Tan pronto como las palabras salen de mis labios, me siento completamente estúpida. Soy la heredera de mi padre y obtengo la herencia de la familia Palmiericuando cumpla los veintiún años. Solo mi herencia vale varios millones. Ese contrato estipulaba que Andrea se quedaría con todo.
—Mi querida Principessa, realmente estás viviendo en la oscuridad. —Él sonríe, revelando un hoyuelo en su mejilla izquierda.
—Debe haber alguna otra forma.
—Estoy seguro de que sí, excepto que he hecho exactamente lo que quería hacer—responde él. Mi corazón se aprieta. Se siente como si me hubieran quitado una alfombra de debajo de los pies. Este es el hombre con el que se supone que debo casarme. Si bien parece un príncipe de cuento de hadas, no lo es.
Mis labios se abren, pero me quedo sin palabras.
—Entonces… ya ves, no puede ser de otra manera, Caterina Balesteri. Me caso contigo y obtengo todo lo que tienes. Tú y todo lo que posees me pertenecen y lo que obtendrás también me pertenece.
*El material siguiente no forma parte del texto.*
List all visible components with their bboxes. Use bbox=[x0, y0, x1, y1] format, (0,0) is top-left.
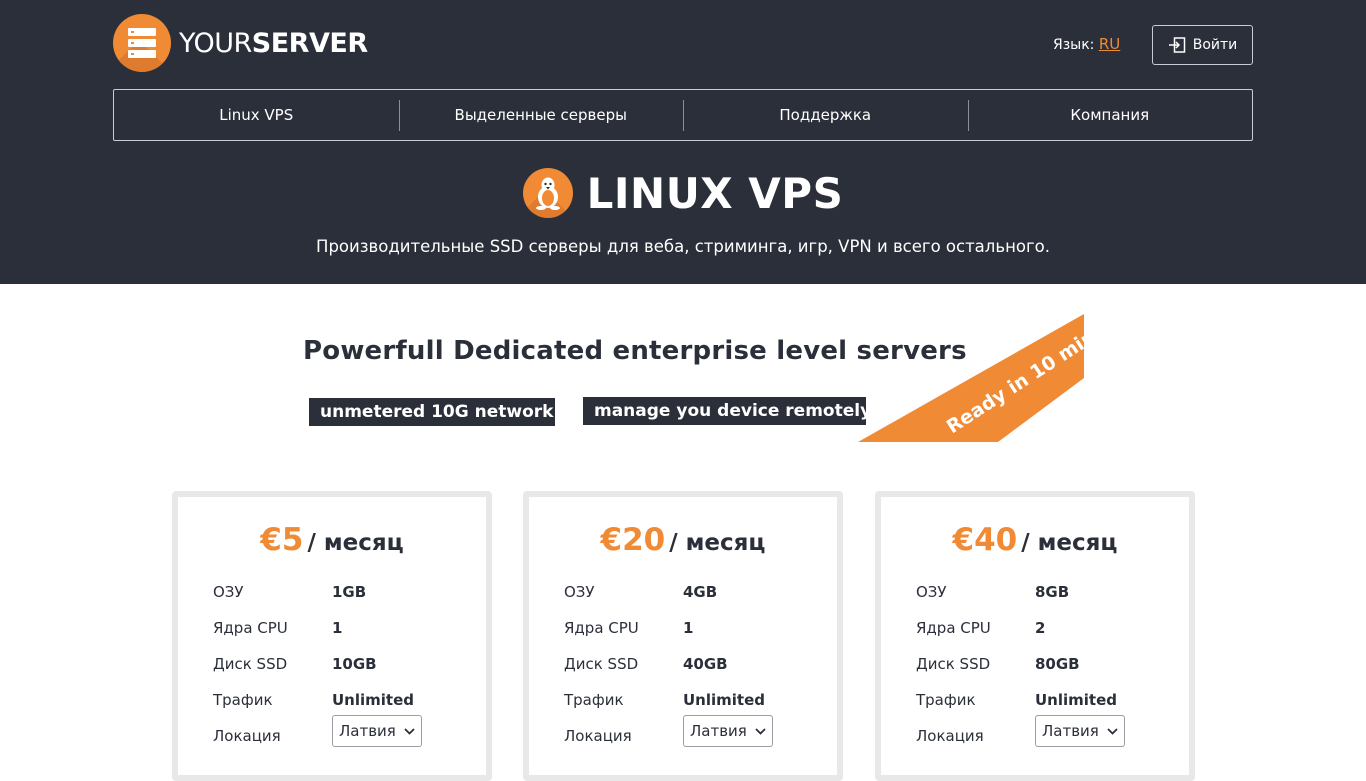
location-value: Латвия bbox=[339, 722, 396, 740]
page-subtitle: Производительные SSD серверы для веба, с… bbox=[316, 237, 1050, 256]
spec-label-ram: ОЗУ bbox=[213, 583, 244, 601]
price-period: / месяц bbox=[669, 530, 766, 556]
spec-label-traffic: Трафик bbox=[213, 691, 273, 709]
plan-price: €40/ месяц bbox=[881, 522, 1189, 558]
spec-value-disk: 40GB bbox=[683, 655, 728, 673]
spec-value-ram: 1GB bbox=[332, 583, 367, 601]
spec-label-traffic: Трафик bbox=[564, 691, 624, 709]
login-icon bbox=[1168, 37, 1185, 53]
chevron-down-icon bbox=[1107, 727, 1118, 735]
spec-value-ram: 8GB bbox=[1035, 583, 1070, 601]
chevron-down-icon bbox=[404, 727, 415, 735]
language-link[interactable]: RU bbox=[1099, 35, 1120, 53]
main-nav: Linux VPS Выделенные серверы Поддержка К… bbox=[113, 89, 1253, 141]
promo-tag-remote: manage you device remotely bbox=[583, 397, 871, 425]
spec-label-disk: Диск SSD bbox=[213, 655, 288, 673]
spec-value-disk: 10GB bbox=[332, 655, 377, 673]
logo-text-bold: SERVER bbox=[251, 27, 368, 59]
plan-price: €20/ месяц bbox=[529, 522, 837, 558]
page-heading: LINUX VPS bbox=[0, 168, 1366, 218]
tux-icon bbox=[522, 168, 573, 218]
spec-value-traffic: Unlimited bbox=[1035, 691, 1117, 709]
spec-value-cpu: 1 bbox=[683, 619, 694, 637]
plan-card: €40/ месяц ОЗУ 8GB Ядра CPU 2 Диск SSD 8… bbox=[875, 491, 1195, 781]
location-select[interactable]: Латвия bbox=[683, 715, 773, 747]
logo-text-light: YOUR bbox=[179, 27, 252, 59]
nav-item-company[interactable]: Компания bbox=[967, 90, 1253, 140]
spec-value-traffic: Unlimited bbox=[332, 691, 414, 709]
logo-text: YOURSERVER bbox=[179, 28, 368, 59]
plan-price: €5/ месяц bbox=[178, 522, 486, 558]
nav-item-linux-vps[interactable]: Linux VPS bbox=[114, 90, 399, 140]
price-period: / месяц bbox=[1021, 530, 1118, 556]
spec-value-disk: 80GB bbox=[1035, 655, 1080, 673]
spec-value-traffic: Unlimited bbox=[683, 691, 765, 709]
plan-card: €20/ месяц ОЗУ 4GB Ядра CPU 1 Диск SSD 4… bbox=[523, 491, 843, 781]
nav-item-dedicated[interactable]: Выделенные серверы bbox=[398, 90, 684, 140]
chevron-down-icon bbox=[755, 727, 766, 735]
plan-card: €5/ месяц ОЗУ 1GB Ядра CPU 1 Диск SSD 10… bbox=[172, 491, 492, 781]
spec-value-cpu: 2 bbox=[1035, 619, 1046, 637]
price-amount: €40 bbox=[952, 522, 1018, 558]
page-title: LINUX VPS bbox=[586, 168, 844, 218]
language-label: Язык: bbox=[1053, 37, 1095, 53]
spec-label-ram: ОЗУ bbox=[916, 583, 947, 601]
location-select[interactable]: Латвия bbox=[1035, 715, 1125, 747]
spec-label-location: Локация bbox=[213, 727, 281, 745]
hero-section: YOURSERVER Язык: RU Войти Linux VPS Выде… bbox=[0, 0, 1366, 284]
price-period: / месяц bbox=[307, 530, 404, 556]
server-logo-icon bbox=[113, 14, 171, 72]
price-amount: €20 bbox=[600, 522, 666, 558]
price-amount: €5 bbox=[260, 522, 304, 558]
spec-label-disk: Диск SSD bbox=[916, 655, 991, 673]
login-label: Войти bbox=[1192, 37, 1238, 53]
nav-item-support[interactable]: Поддержка bbox=[683, 90, 968, 140]
spec-label-location: Локация bbox=[564, 727, 632, 745]
spec-label-location: Локация bbox=[916, 727, 984, 745]
ready-ribbon: Ready in 10 min bbox=[858, 314, 1084, 442]
location-value: Латвия bbox=[1042, 722, 1099, 740]
location-select[interactable]: Латвия bbox=[332, 715, 422, 747]
location-value: Латвия bbox=[690, 722, 747, 740]
promo-tag-network: unmetered 10G network bbox=[309, 398, 555, 426]
spec-label-cpu: Ядра CPU bbox=[213, 619, 288, 637]
spec-label-traffic: Трафик bbox=[916, 691, 976, 709]
language-switcher: Язык: RU bbox=[1053, 35, 1120, 53]
spec-value-ram: 4GB bbox=[683, 583, 718, 601]
site-logo[interactable]: YOURSERVER bbox=[113, 14, 368, 72]
spec-label-ram: ОЗУ bbox=[564, 583, 595, 601]
spec-label-disk: Диск SSD bbox=[564, 655, 639, 673]
spec-label-cpu: Ядра CPU bbox=[564, 619, 639, 637]
spec-label-cpu: Ядра CPU bbox=[916, 619, 991, 637]
login-button[interactable]: Войти bbox=[1152, 25, 1253, 65]
spec-value-cpu: 1 bbox=[332, 619, 343, 637]
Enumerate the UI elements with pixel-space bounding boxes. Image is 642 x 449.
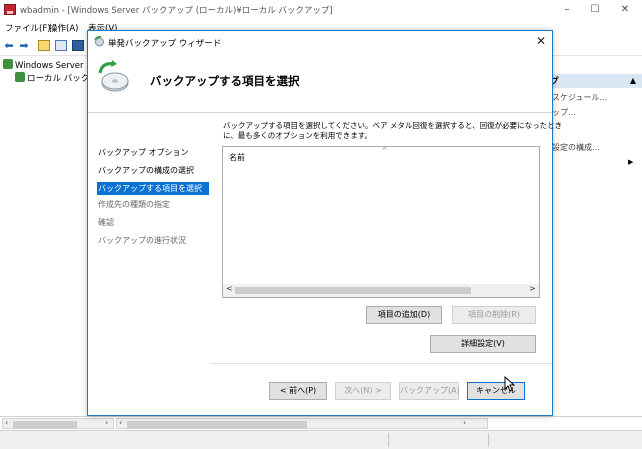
scroll-left-icon[interactable]: < xyxy=(226,284,233,293)
wizard-steps: バックアップ オプション バックアップの構成の選択 バックアップする項目を選択 … xyxy=(88,114,210,415)
menu-action[interactable]: 操作(A) xyxy=(49,22,78,34)
result-scroll-thumb[interactable] xyxy=(127,421,307,428)
show-hide-tree-icon[interactable] xyxy=(55,40,67,51)
step-backup-configuration[interactable]: バックアップの構成の選択 xyxy=(97,164,209,177)
wizard-titlebar: 単発バックアップ ウィザード ✕ xyxy=(88,31,552,53)
tree-scroll-thumb[interactable] xyxy=(13,421,77,428)
action-configure-settings[interactable]: 設定の構成... xyxy=(552,142,600,153)
action-backup-schedule[interactable]: スケジュール... xyxy=(552,92,607,103)
one-time-backup-wizard: 単発バックアップ ウィザード ✕ バックアップする項目を選択 バックアップ オプ… xyxy=(87,30,563,416)
status-divider xyxy=(388,433,389,447)
list-horizontal-scrollbar[interactable]: < > xyxy=(223,284,539,297)
wbadmin-app-icon xyxy=(4,4,16,15)
advanced-settings-button[interactable]: 詳細設定(V) xyxy=(430,335,536,353)
list-scroll-thumb[interactable] xyxy=(235,287,471,294)
next-button[interactable]: 次へ(N) > xyxy=(335,382,391,400)
step-backup-progress: バックアップの進行状況 xyxy=(98,236,186,245)
tree-scrollbar[interactable]: ‹ › xyxy=(2,418,114,429)
instruction-line-1: バックアップする項目を選択してください。ベア メタル回復を選択すると、回復が必要… xyxy=(223,121,563,130)
help-icon[interactable] xyxy=(72,40,84,51)
wizard-title: 単発バックアップ ウィザード xyxy=(108,39,222,49)
mmc-window-title: wbadmin - [Windows Server バックアップ (ローカル)¥… xyxy=(20,6,333,16)
wizard-header: バックアップする項目を選択 xyxy=(88,53,552,113)
backup-button[interactable]: バックアップ(A) xyxy=(399,382,460,400)
minimize-button[interactable]: – xyxy=(552,0,582,20)
maximize-button[interactable]: ☐ xyxy=(580,0,610,20)
scroll-right-icon[interactable]: › xyxy=(463,418,466,427)
tree-root-label: Windows Server バ xyxy=(15,61,95,71)
status-bar xyxy=(0,430,642,449)
step-backup-options[interactable]: バックアップ オプション xyxy=(97,146,209,159)
result-scrollbar[interactable]: ‹ › xyxy=(116,418,488,429)
button-divider xyxy=(210,363,552,364)
back-button[interactable]: < 前へ(P) xyxy=(269,382,327,400)
instruction-line-2: に、最も多くのオプションを利用できます。 xyxy=(223,131,373,140)
instruction-text: バックアップする項目を選択してください。ベア メタル回復を選択すると、回復が必要… xyxy=(223,121,563,141)
menu-file[interactable]: ファイル(F) xyxy=(5,22,51,34)
backup-wizard-icon xyxy=(94,36,104,47)
backup-items-list[interactable]: ^ 名前 < > xyxy=(222,146,540,298)
horizontal-scrollbars: ‹ › ‹ › xyxy=(0,416,642,430)
backup-icon xyxy=(15,72,25,82)
status-divider xyxy=(488,433,489,447)
tree-item-windows-server-backup[interactable]: Windows Server バ xyxy=(3,59,95,71)
submenu-arrow-icon[interactable]: ▶ xyxy=(628,158,633,166)
back-arrow-icon[interactable]: ⬅ xyxy=(3,39,15,52)
scroll-right-icon[interactable]: › xyxy=(105,418,108,427)
backup-disk-icon xyxy=(98,60,129,92)
add-items-button[interactable]: 項目の追加(D) xyxy=(366,306,442,324)
close-window-button[interactable]: ✕ xyxy=(610,0,640,20)
remove-items-button[interactable]: 項目の削除(R) xyxy=(452,306,536,324)
mouse-cursor-icon xyxy=(504,376,516,392)
action-backup-once[interactable]: ップ... xyxy=(552,107,576,118)
wizard-heading: バックアップする項目を選択 xyxy=(150,74,300,88)
sort-caret-icon: ^ xyxy=(381,146,388,155)
scroll-right-icon[interactable]: > xyxy=(529,284,536,293)
collapse-triangle-icon: ▲ xyxy=(629,76,636,85)
cancel-button[interactable]: キャンセル xyxy=(467,382,525,400)
wizard-content: バックアップする項目を選択してください。ベア メタル回復を選択すると、回復が必要… xyxy=(210,114,563,415)
step-confirmation: 確認 xyxy=(98,218,114,227)
scroll-left-icon[interactable]: ‹ xyxy=(5,418,8,427)
mmc-titlebar: wbadmin - [Windows Server バックアップ (ローカル)¥… xyxy=(0,0,642,20)
forward-arrow-icon[interactable]: ➡ xyxy=(18,39,30,52)
scroll-left-icon[interactable]: ‹ xyxy=(119,418,122,427)
folder-up-icon[interactable] xyxy=(38,40,50,51)
step-select-items[interactable]: バックアップする項目を選択 xyxy=(97,182,209,195)
wizard-close-button[interactable]: ✕ xyxy=(536,34,546,48)
step-destination-type: 作成先の種類の指定 xyxy=(98,200,170,209)
backup-icon xyxy=(3,59,13,69)
column-header-name[interactable]: 名前 xyxy=(229,152,245,163)
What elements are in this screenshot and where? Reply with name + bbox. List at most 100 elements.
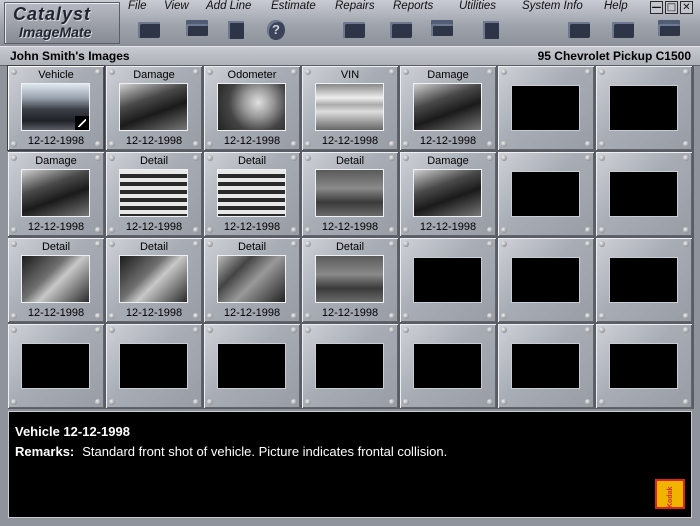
- empty-thumbnail: [609, 85, 678, 131]
- menu-estimate[interactable]: Estimate: [271, 0, 316, 12]
- disk-icon: [483, 21, 499, 39]
- image-thumbnail: [217, 83, 286, 131]
- toolbar-folder2-button[interactable]: [387, 18, 415, 43]
- image-label: Detail: [335, 155, 365, 167]
- logo-line2: ImageMate: [19, 24, 92, 40]
- empty-image-slot[interactable]: [596, 324, 692, 408]
- image-slot[interactable]: Damage 12-12-1998: [400, 66, 496, 150]
- rivet-icon: [501, 399, 507, 405]
- empty-thumbnail: [511, 171, 580, 217]
- image-slot[interactable]: Detail 12-12-1998: [204, 152, 300, 236]
- rivet-icon: [683, 141, 689, 147]
- rivet-icon: [305, 399, 311, 405]
- toolbar-open-button[interactable]: [340, 18, 368, 43]
- resize-corner-icon[interactable]: [75, 116, 89, 130]
- help-icon: ?: [267, 20, 285, 40]
- image-label: Detail: [139, 155, 169, 167]
- pointer-icon: [568, 22, 590, 38]
- empty-image-slot[interactable]: [302, 324, 398, 408]
- empty-image-slot[interactable]: [498, 324, 594, 408]
- toolbar-save-button[interactable]: [222, 18, 250, 43]
- toolbar-stack3-button[interactable]: [655, 18, 683, 43]
- vehicle-title: 95 Chevrolet Pickup C1500: [537, 49, 691, 63]
- image-slot[interactable]: Damage 12-12-1998: [400, 152, 496, 236]
- toolbar-pointer-button[interactable]: [565, 18, 593, 43]
- image-slot[interactable]: Detail 12-12-1998: [302, 152, 398, 236]
- title-toolbar-area: Catalyst ImageMate File View Add Line Es…: [0, 0, 700, 46]
- menu-view[interactable]: View: [164, 0, 189, 12]
- remarks-label: Remarks:: [15, 444, 75, 459]
- empty-thumbnail: [413, 257, 482, 303]
- maximize-button[interactable]: □: [665, 1, 678, 14]
- empty-image-slot[interactable]: [204, 324, 300, 408]
- disk-icon: [228, 21, 244, 39]
- menu-file[interactable]: File: [128, 0, 147, 12]
- menu-utilities[interactable]: Utilities: [459, 0, 496, 12]
- rivet-icon: [683, 313, 689, 319]
- toolbar-save2-button[interactable]: [477, 18, 505, 43]
- image-label: Damage: [35, 155, 77, 167]
- menu-help[interactable]: Help: [604, 0, 628, 12]
- empty-image-slot[interactable]: [400, 238, 496, 322]
- rivet-icon: [403, 241, 409, 247]
- image-header: John Smith's Images 95 Chevrolet Pickup …: [0, 46, 700, 66]
- empty-image-slot[interactable]: [596, 66, 692, 150]
- rivet-icon: [585, 69, 591, 75]
- rivet-icon: [501, 155, 507, 161]
- image-thumbnail: [315, 255, 384, 303]
- image-thumbnail: [119, 169, 188, 217]
- stack-icon: [186, 24, 208, 36]
- rivet-icon: [683, 155, 689, 161]
- close-button[interactable]: ✕: [680, 1, 693, 14]
- rivet-icon: [599, 69, 605, 75]
- folder-icon: [390, 22, 412, 38]
- rivet-icon: [487, 313, 493, 319]
- empty-thumbnail: [119, 343, 188, 389]
- empty-image-slot[interactable]: [498, 152, 594, 236]
- image-label: Detail: [139, 241, 169, 253]
- image-slot[interactable]: Damage 12-12-1998: [8, 152, 104, 236]
- empty-image-slot[interactable]: [106, 324, 202, 408]
- image-date: 12-12-1998: [321, 307, 379, 319]
- empty-image-slot[interactable]: [8, 324, 104, 408]
- rivet-icon: [487, 327, 493, 333]
- image-slot[interactable]: VIN 12-12-1998: [302, 66, 398, 150]
- toolbar-folder3-button[interactable]: [609, 18, 637, 43]
- menu-repairs[interactable]: Repairs: [335, 0, 375, 12]
- rivet-icon: [585, 141, 591, 147]
- image-slot[interactable]: Vehicle 12-12-1998: [8, 66, 104, 150]
- empty-thumbnail: [609, 171, 678, 217]
- image-slot[interactable]: Detail 12-12-1998: [106, 238, 202, 322]
- menu-reports[interactable]: Reports: [393, 0, 433, 12]
- toolbar-help-button[interactable]: ?: [262, 18, 290, 43]
- toolbar-folder-button[interactable]: [135, 18, 163, 43]
- image-slot[interactable]: Detail 12-12-1998: [302, 238, 398, 322]
- empty-image-slot[interactable]: [596, 152, 692, 236]
- rivet-icon: [585, 155, 591, 161]
- rivet-icon: [585, 241, 591, 247]
- empty-image-slot[interactable]: [498, 66, 594, 150]
- image-slot[interactable]: Odometer 12-12-1998: [204, 66, 300, 150]
- menu-system-info[interactable]: System Info: [522, 0, 583, 12]
- image-label: Odometer: [227, 69, 277, 81]
- rivet-icon: [599, 399, 605, 405]
- minimize-button[interactable]: —: [650, 1, 663, 14]
- rivet-icon: [599, 313, 605, 319]
- toolbar-stack2-button[interactable]: [428, 18, 456, 43]
- empty-image-slot[interactable]: [596, 238, 692, 322]
- empty-thumbnail: [609, 257, 678, 303]
- toolbar-stack-button[interactable]: [183, 18, 211, 43]
- image-slot[interactable]: Detail 12-12-1998: [204, 238, 300, 322]
- empty-image-slot[interactable]: [498, 238, 594, 322]
- menu-add-line[interactable]: Add Line: [206, 0, 251, 12]
- image-date: 12-12-1998: [125, 307, 183, 319]
- image-thumbnail: [21, 83, 90, 131]
- rivet-icon: [585, 327, 591, 333]
- image-slot[interactable]: Damage 12-12-1998: [106, 66, 202, 150]
- empty-image-slot[interactable]: [400, 324, 496, 408]
- rivet-icon: [683, 69, 689, 75]
- image-slot[interactable]: Detail 12-12-1998: [8, 238, 104, 322]
- image-date: 12-12-1998: [27, 135, 85, 147]
- rivet-icon: [193, 399, 199, 405]
- image-slot[interactable]: Detail 12-12-1998: [106, 152, 202, 236]
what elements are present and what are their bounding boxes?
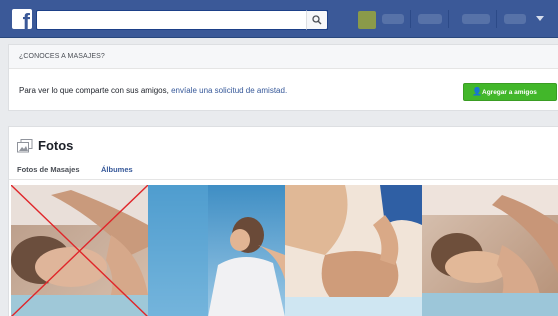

—Esto está mal. Debes saber eso.
—Detenlo—me ordena. Su sonrisa se desvanece. Ese comportamiento sereno y tranquilo regresa, y entonces me doy cuenta de que este es su lado peligroso.
—¿Detener, qué?
—Detente de intentar aprovecharte de mi lado bueno. No tengo uno. No creas que soy bueno solo porque evité que tu padre te lastimara. No lo soy.
Ahora cuando su mirada se clava en mí, tiemblo. Me está diciendo cosas que debería saber, pero sobre todo me dice que no tengo esperanzas.
—¿No tienes corazón? —Mi voz ha vuelto al tono débil que tomó cuando hablé por primera vez mientras hago un último intento de alcanzar lo que sea que haya en él que pueda parecerse a algo humano.
—No—responde—. No tengo corazón, Principessa.
—Esto no tiene nada que ver conmigo. Yo no te conozco.
—Andrea D'Agostino, veintinueve años, futuro propietario de Martinelli Inc. Mi último chequeo salió limpio. —Él sonríe y mi alma se estremece—. Nos casaremos dentro de un mes. Vivirás aquí, y eso es todo lo que necesitas saber.
—Crees que eso es suficiente—le respondo.
—Es suficiente porque yo lo digo. Suficientes detalles. Creo que te he dado suficientes respuestas a tus preguntas. Ahora, quítate la ropa.